This is my go to playlist of many of my favourite pieces of music and something I often listen to on shuffle on the car entertainment system (mustn't call it a radio or stereo anymore).
So there I was on the way to play tennis yesterday morning when what should come up but the Fish Cheer or Chant. Now that probably doesn't mean a lot to most people. The Fish Cheer which is also called the "I Feel Like I'm Fixin To Die Rag" comes from 1965 and was a protest song against American involvement in the Vietnam War.
The sixties were the decade for protest songs and this was one of the best/worst according to how you looked at it. It was recorded by Country Joe McDonald and the Fish and was played at the Woodstock Festival of 1969. The Fish Cheer features the spelling out of a four letter word as in "Give Me An F" etc (I think most people reading this will understand where I'm going with that one).
Anyway the lyrics are rather childish looking back over 55 years but they were part of the hippie culture of the time.
"And it's one, two three, what are we fighting for?
Don't ask me I don't give a damn
Next stop is Vietnam
And it's five, six , seven, open up the pearly gates,
Well there ain't no time to wonder why,
Whoopie! We're all gonna die."
I Googled anti-Vietnam war songs and came up with a list of over 200 - so it looks as if another playlist is on its way.
Another anti-war lyric came back to me from another of my favourite artists - Rod McKuen.

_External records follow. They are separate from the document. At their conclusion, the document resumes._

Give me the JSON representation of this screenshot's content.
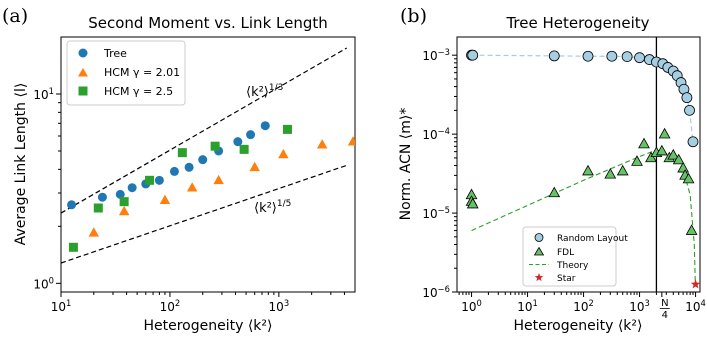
{
  "chart_data": [
    {
      "panel_label": "(a)",
      "type": "scatter",
      "title": "Second Moment vs. Link Length",
      "xlabel": "Heterogeneity ⟨k²⟩",
      "ylabel": "Average Link Length ⟨l⟩",
      "xscale": "log",
      "yscale": "log",
      "xlim": [
        10,
        5000
      ],
      "ylim": [
        0.9,
        20
      ],
      "x_ticks": [
        {
          "value": 10,
          "base": "10",
          "exp": "1"
        },
        {
          "value": 100,
          "base": "10",
          "exp": "2"
        },
        {
          "value": 1000,
          "base": "10",
          "exp": "3"
        }
      ],
      "y_ticks": [
        {
          "value": 1,
          "base": "10",
          "exp": "0"
        },
        {
          "value": 10,
          "base": "10",
          "exp": "1"
        }
      ],
      "legend_position": "top-left",
      "grid": false,
      "series": [
        {
          "name": "Tree",
          "marker": "circle",
          "color": "#1f77b4",
          "x": [
            12.5,
            24,
            35,
            45,
            60,
            80,
            110,
            150,
            200,
            280,
            420,
            550,
            750
          ],
          "y": [
            2.6,
            2.85,
            2.95,
            3.2,
            3.35,
            3.5,
            3.9,
            4.1,
            4.5,
            5.0,
            5.6,
            6.1,
            6.8
          ]
        },
        {
          "name": "HCM γ = 2.01",
          "marker": "triangle",
          "color": "#ff7f0e",
          "x": [
            20,
            38,
            90,
            160,
            280,
            600,
            1100,
            2500,
            4800
          ],
          "y": [
            1.85,
            2.4,
            2.75,
            3.2,
            3.5,
            4.1,
            4.8,
            5.4,
            5.6
          ]
        },
        {
          "name": "HCM γ = 2.5",
          "marker": "square",
          "color": "#2ca02c",
          "x": [
            13,
            22,
            38,
            65,
            130,
            260,
            480,
            1200
          ],
          "y": [
            1.55,
            2.5,
            2.7,
            3.5,
            4.9,
            5.3,
            5.1,
            6.5
          ]
        }
      ],
      "reference_lines": [
        {
          "label": "⟨k²⟩",
          "exponent": "1/3",
          "x": [
            10,
            4200
          ],
          "y": [
            2.35,
            17.5
          ],
          "style": "dashed"
        },
        {
          "label": "⟨k²⟩",
          "exponent": "1/5",
          "x": [
            10,
            4200
          ],
          "y": [
            1.28,
            4.2
          ],
          "style": "dashed"
        }
      ]
    },
    {
      "panel_label": "(b)",
      "type": "scatter",
      "title": "Tree Heterogeneity",
      "xlabel": "Heterogeneity ⟨k²⟩",
      "ylabel": "Norm. ACN ⟨m⟩*",
      "xscale": "log",
      "yscale": "log",
      "xlim": [
        0.55,
        12000
      ],
      "ylim": [
        1e-06,
        0.0017
      ],
      "x_ticks": [
        {
          "value": 1,
          "base": "10",
          "exp": "0"
        },
        {
          "value": 10,
          "base": "10",
          "exp": "1"
        },
        {
          "value": 100,
          "base": "10",
          "exp": "2"
        },
        {
          "value": 1000,
          "base": "10",
          "exp": "3"
        },
        {
          "value": 10000,
          "base": "10",
          "exp": "4"
        }
      ],
      "x_special_tick": {
        "value": 2500,
        "numerator": "N",
        "denominator": "4"
      },
      "vertical_line_x": 2000,
      "y_ticks": [
        {
          "value": 1e-06,
          "base": "10",
          "exp": "−6"
        },
        {
          "value": 1e-05,
          "base": "10",
          "exp": "−5"
        },
        {
          "value": 0.0001,
          "base": "10",
          "exp": "−4"
        },
        {
          "value": 0.001,
          "base": "10",
          "exp": "−3"
        }
      ],
      "legend_position": "lower-center",
      "grid": false,
      "series": [
        {
          "name": "Random Layout",
          "marker": "circle",
          "color": "#a6cee3",
          "edge": "#000000",
          "line_color": "#a6cee3",
          "x": [
            1,
            1.05,
            30,
            120,
            320,
            600,
            1000,
            1500,
            2000,
            2600,
            3200,
            4000,
            4700,
            5500,
            6200,
            7000,
            7800,
            9000
          ],
          "y": [
            0.001,
            0.001,
            0.00098,
            0.00097,
            0.00097,
            0.00096,
            0.00093,
            0.00088,
            0.00082,
            0.00078,
            0.0007,
            0.00063,
            0.00055,
            0.00045,
            0.00037,
            0.00029,
            0.0002,
            8e-05
          ]
        },
        {
          "name": "FDL",
          "marker": "triangle",
          "color": "#66c266",
          "edge": "#000000",
          "x": [
            1,
            1,
            1.05,
            30,
            120,
            300,
            500,
            900,
            1200,
            1600,
            2000,
            2500,
            2800,
            3400,
            4000,
            5000,
            6000,
            6500,
            7500,
            8500
          ],
          "y": [
            1.7e-05,
            1.4e-05,
            1.3e-05,
            1.8e-05,
            3.4e-05,
            3.1e-05,
            3.4e-05,
            4.5e-05,
            7.5e-05,
            5e-05,
            5.8e-05,
            6.1e-05,
            0.0001,
            5e-05,
            5.4e-05,
            4.7e-05,
            3.7e-05,
            3e-05,
            2.7e-05,
            6e-06
          ]
        },
        {
          "name": "Theory",
          "style": "dashed",
          "color": "#2ca02c",
          "x": [
            1,
            10,
            100,
            1000,
            2000,
            4000,
            6000,
            8000,
            9500,
            9900
          ],
          "y": [
            6e-06,
            1.25e-05,
            2.6e-05,
            5.2e-05,
            6.3e-05,
            5.3e-05,
            3.6e-05,
            1.7e-05,
            4e-06,
            1.25e-06
          ]
        },
        {
          "name": "Star",
          "marker": "star",
          "color": "#d62728",
          "x": [
            10000
          ],
          "y": [
            1.25e-06
          ]
        }
      ]
    }
  ]
}
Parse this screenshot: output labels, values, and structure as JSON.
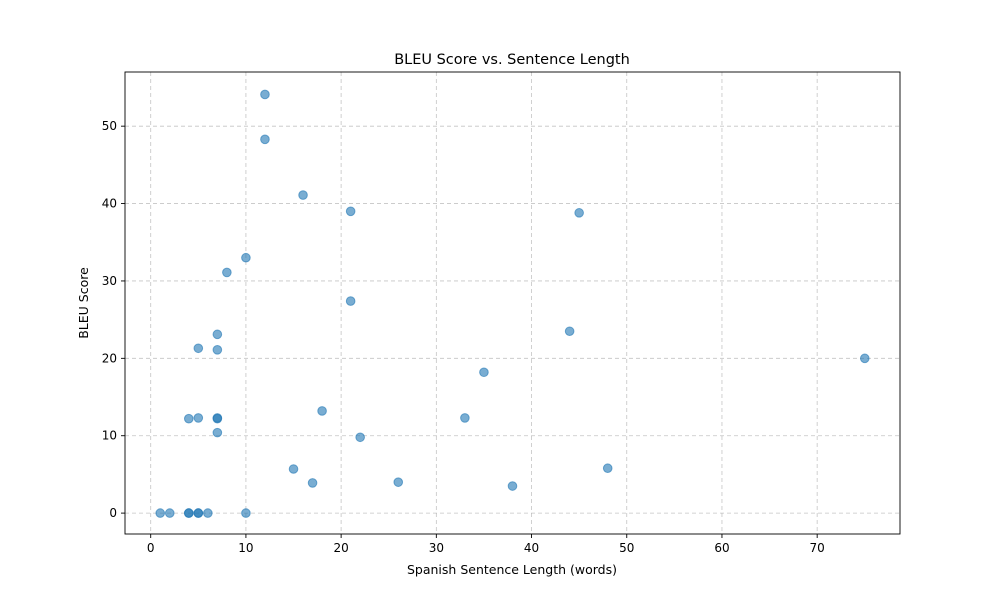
{
  "chart_data": {
    "type": "scatter",
    "title": "BLEU Score vs. Sentence Length",
    "xlabel": "Spanish Sentence Length (words)",
    "ylabel": "BLEU Score",
    "xlim": [
      -2.7,
      78.7
    ],
    "ylim": [
      -2.7,
      57.0
    ],
    "xticks": [
      0,
      10,
      20,
      30,
      40,
      50,
      60,
      70
    ],
    "yticks": [
      0,
      10,
      20,
      30,
      40,
      50
    ],
    "grid": true,
    "legend": "none",
    "marker_color": "#1f77b4",
    "marker_alpha": 0.6,
    "points": [
      {
        "x": 1,
        "y": 0
      },
      {
        "x": 2,
        "y": 0
      },
      {
        "x": 4,
        "y": 0
      },
      {
        "x": 4,
        "y": 0
      },
      {
        "x": 5,
        "y": 0
      },
      {
        "x": 5,
        "y": 0
      },
      {
        "x": 6,
        "y": 0
      },
      {
        "x": 10,
        "y": 0
      },
      {
        "x": 4,
        "y": 12.2
      },
      {
        "x": 5,
        "y": 12.3
      },
      {
        "x": 5,
        "y": 21.3
      },
      {
        "x": 7,
        "y": 12.3
      },
      {
        "x": 7,
        "y": 12.2
      },
      {
        "x": 7,
        "y": 10.4
      },
      {
        "x": 7,
        "y": 21.1
      },
      {
        "x": 7,
        "y": 23.1
      },
      {
        "x": 8,
        "y": 31.1
      },
      {
        "x": 10,
        "y": 33.0
      },
      {
        "x": 12,
        "y": 54.1
      },
      {
        "x": 12,
        "y": 48.3
      },
      {
        "x": 15,
        "y": 5.7
      },
      {
        "x": 16,
        "y": 41.1
      },
      {
        "x": 17,
        "y": 3.9
      },
      {
        "x": 18,
        "y": 13.2
      },
      {
        "x": 21,
        "y": 39.0
      },
      {
        "x": 21,
        "y": 27.4
      },
      {
        "x": 22,
        "y": 9.8
      },
      {
        "x": 26,
        "y": 4.0
      },
      {
        "x": 33,
        "y": 12.3
      },
      {
        "x": 35,
        "y": 18.2
      },
      {
        "x": 38,
        "y": 3.5
      },
      {
        "x": 44,
        "y": 23.5
      },
      {
        "x": 45,
        "y": 38.8
      },
      {
        "x": 48,
        "y": 5.8
      },
      {
        "x": 75,
        "y": 20.0
      }
    ]
  }
}
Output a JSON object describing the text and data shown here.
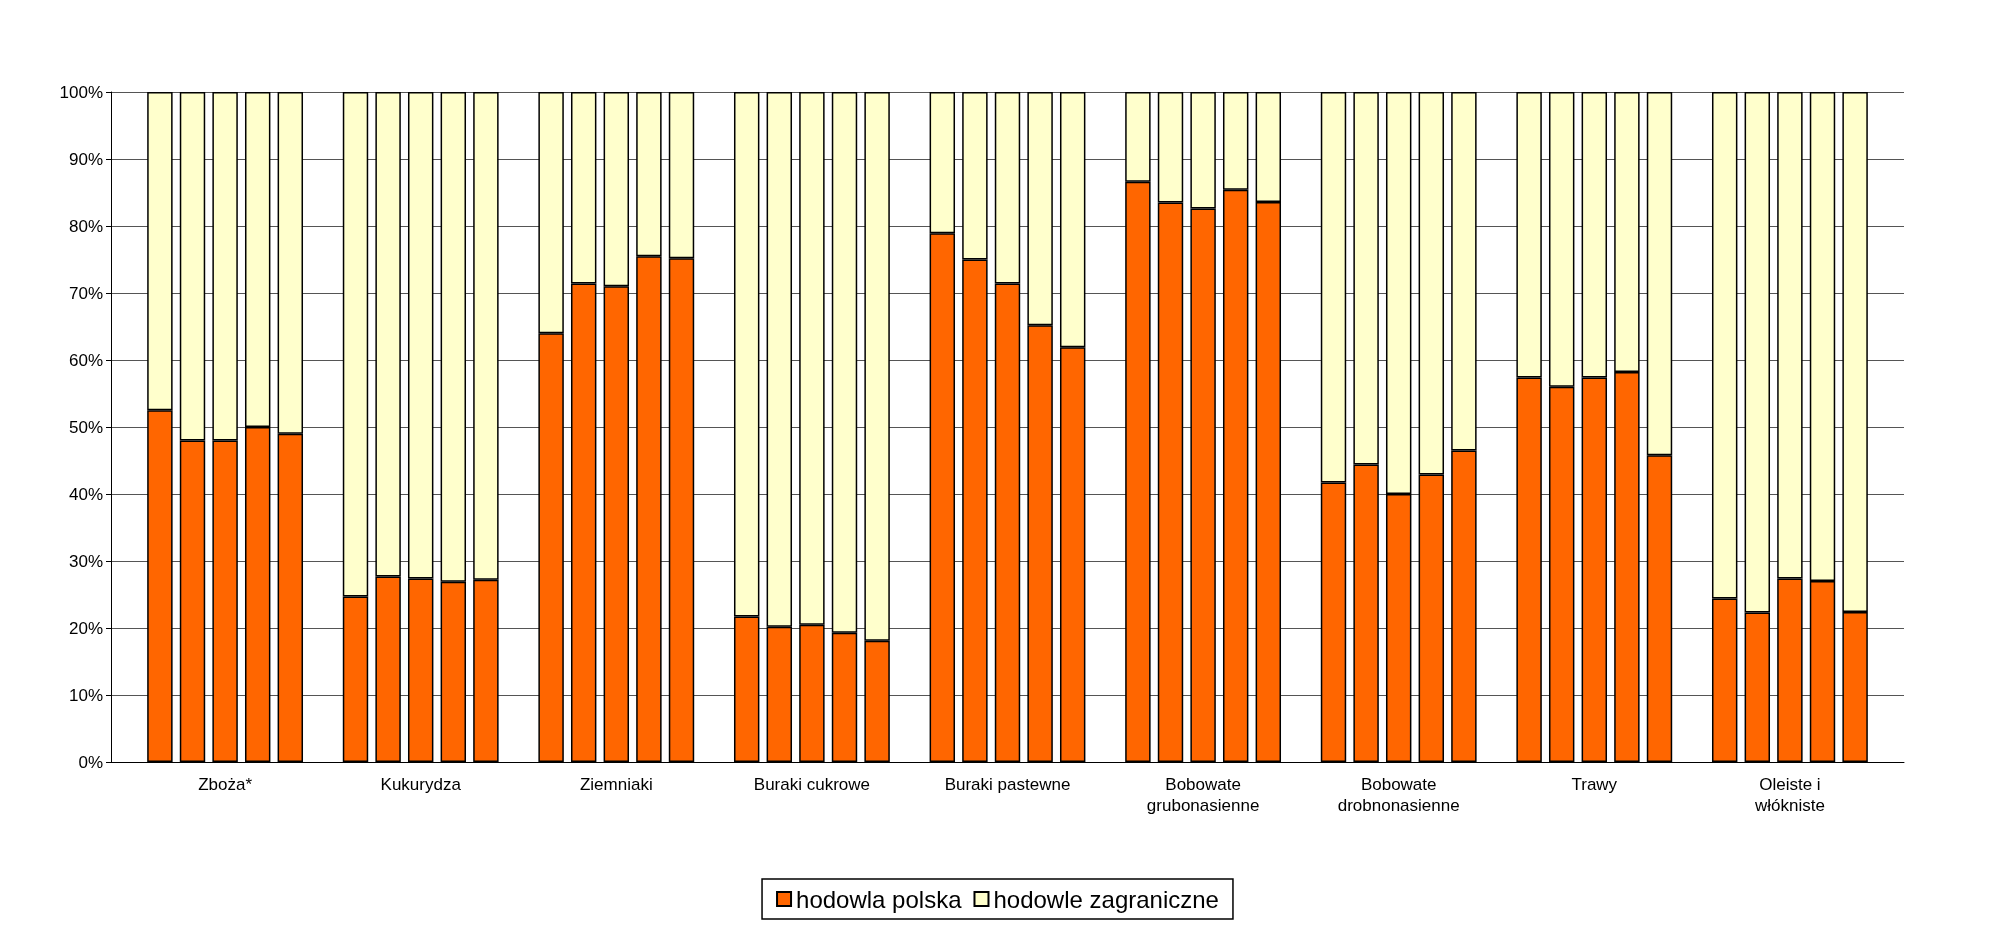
{
  "chart_data": {
    "type": "bar",
    "stacked": true,
    "grid": "y",
    "legend": "bottom",
    "categories": [
      null,
      null,
      null,
      "Zboża*",
      null,
      null,
      null,
      null,
      null,
      "Kukurydza",
      null,
      null,
      null,
      null,
      null,
      "Ziemniaki",
      null,
      null,
      null,
      null,
      null,
      "Buraki cukrowe",
      null,
      null,
      null,
      null,
      null,
      "Buraki pastewne",
      null,
      null,
      null,
      null,
      null,
      "Bobowate\ngrubonasienne",
      null,
      null,
      null,
      null,
      null,
      "Bobowate\ndrobnonasienne",
      null,
      null,
      null,
      null,
      null,
      "Trawy",
      null,
      null,
      null,
      null,
      null,
      "Oleiste i\nwłókniste",
      null,
      null,
      null
    ],
    "ylim": [
      0,
      100
    ],
    "yticks": [
      {
        "value": 0,
        "label": "0%"
      },
      {
        "value": 10,
        "label": "10%"
      },
      {
        "value": 20,
        "label": "20%"
      },
      {
        "value": 30,
        "label": "30%"
      },
      {
        "value": 40,
        "label": "40%"
      },
      {
        "value": 50,
        "label": "50%"
      },
      {
        "value": 60,
        "label": "60%"
      },
      {
        "value": 70,
        "label": "70%"
      },
      {
        "value": 80,
        "label": "80%"
      },
      {
        "value": 90,
        "label": "90%"
      },
      {
        "value": 100,
        "label": "100%"
      }
    ],
    "series": [
      {
        "name": "hodowla polska",
        "color": "#ff6600",
        "values": [
          null,
          52.5,
          48,
          48,
          50,
          49,
          null,
          24.7,
          27.7,
          27.4,
          26.9,
          27.2,
          null,
          64,
          71.4,
          71,
          75.5,
          75.2,
          null,
          21.7,
          20.2,
          20.5,
          19.3,
          18.1,
          null,
          78.9,
          75,
          71.4,
          65.2,
          61.9,
          null,
          86.6,
          83.5,
          82.6,
          85.4,
          83.6,
          null,
          41.7,
          44.4,
          40,
          42.9,
          46.5,
          null,
          57.4,
          56,
          57.4,
          58.2,
          45.8,
          null,
          24.4,
          22.3,
          27.4,
          27,
          22.4,
          null
        ]
      },
      {
        "name": "hodowle zagraniczne",
        "color": "#ffffcc",
        "values": [
          null,
          47.5,
          52,
          52,
          50,
          51,
          null,
          75.3,
          72.3,
          72.6,
          73.1,
          72.8,
          null,
          36,
          28.6,
          29,
          24.5,
          24.8,
          null,
          78.3,
          79.8,
          79.5,
          80.7,
          81.9,
          null,
          21.1,
          25,
          28.6,
          34.8,
          38.1,
          null,
          13.4,
          16.5,
          17.4,
          14.6,
          16.4,
          null,
          58.3,
          55.6,
          60,
          57.1,
          53.5,
          null,
          42.6,
          44,
          42.6,
          41.8,
          54.2,
          null,
          75.6,
          77.7,
          72.6,
          73,
          77.6,
          null
        ]
      }
    ]
  }
}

"Soldiers who want to be heroes number practically zero
But there are millions who want to be civilians."
OK it isn't Shakespeare or Keats but it has stuck in my memory for many years.
I have recently signed up for a 30-day free trial of History Hit. This is the Internet history channel founded by Dan Snow and there's plenty of content on it covering many periods of history. I watched an interesting 25 minute piece on the Folly that is Broadway Tower in the Cotswolds - somewhere we visited just before lockdown struck last year.
I have mentioned this Folly before as it was featured in the Father Brown series of mysteries on BBC television. It makes me want to visit other Follies throughout the country. I do remember having a look at the so called House in The Sky which is in Suffolk but there are many others.
The definition in building terms of a Folly is: "A building constructed primarily for decoration." One of the most intriguing is a summerhouse designed in the shape of a pineapple in Scotland. It was the kind of thing that Antonio Gaudi constructed in Barcelona and nobody thought twice that the man was Barking Mad. There are many of these structures to uncover once we can travel again.
One of the first trips we will be making once it's safe to do so is a visit to Constable Country which we have had in mind but had to put off for over a year. Apparently you can get off the Norwich to London train at Manningtree and then walk to Dedham Vale and the other areas on the Suffolk/Essex border associated with the British landscape painter John Constable. It seems time to start planning again.